- Theatrical release poster
- Italian: Bar Giuseppe
- Directed by: Giulio Base
- Written by: Giulio Base
- Starring: Ivano Marescotti Virginia Diop Michele Morrone
- Release date: 2019;
- Running time: 95 minutes
- Country: Italy
- Language: Italian

= Bar Joseph =

Bar Joseph (Bar Giuseppe) is a 2019 Italian drama film written and directed by Giulio Base. It stars Ivano Marescotti & Virginia Diop.

== Synopsis ==
Giuseppe, co-owner of a gas station and bar in Puglia, loses his wife abruptly. Facing a lack of support from his adult children for the bar management, he hires Bikira, an eighteen-year-old girl who recently arrived in Italy with adoptive parents. Despite the substantial age gap, Giuseppe and Bikira marry, causing a scandal in their provincial town.
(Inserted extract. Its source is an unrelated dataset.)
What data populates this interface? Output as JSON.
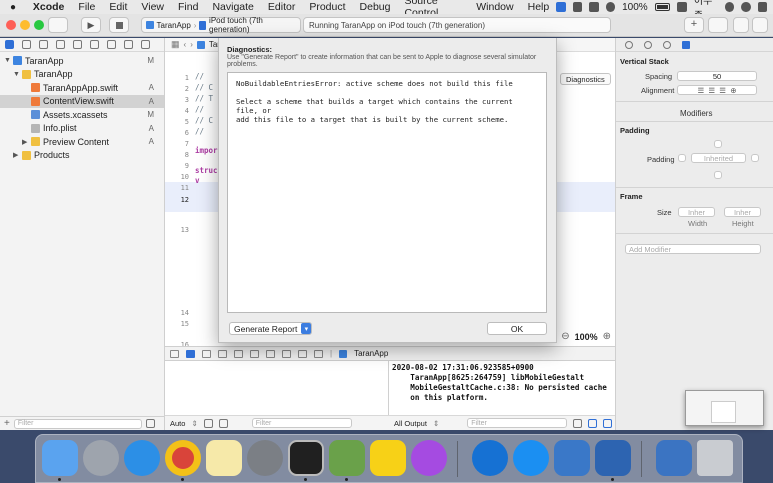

Subsequently, Bikira informs Giuseppe of her pregnancy, asserting that she has not had any physical contact with a man.

== Cast ==
The actors participating in this film are:

- Ivano Marescotti as Giuseppe
- Michele Morrone as Luigi

== Production ==
The film was largely shot in Puglia, Bitonto, with scenes also in the territories between Terlizzi, Palo del Colle and Canosa di Puglia in the village of Loconia, up to Lavello in Basilicata. Filming took place between November and December 2018.

== Release ==
Due to the COVID-19 pandemic, a theatrical release could not be properly scheduled. The film was presented in 2019 at the Rome Film Fest, was distributed and made available by Rai Cinema exclusively on RaiPlay starting May 28, 2020.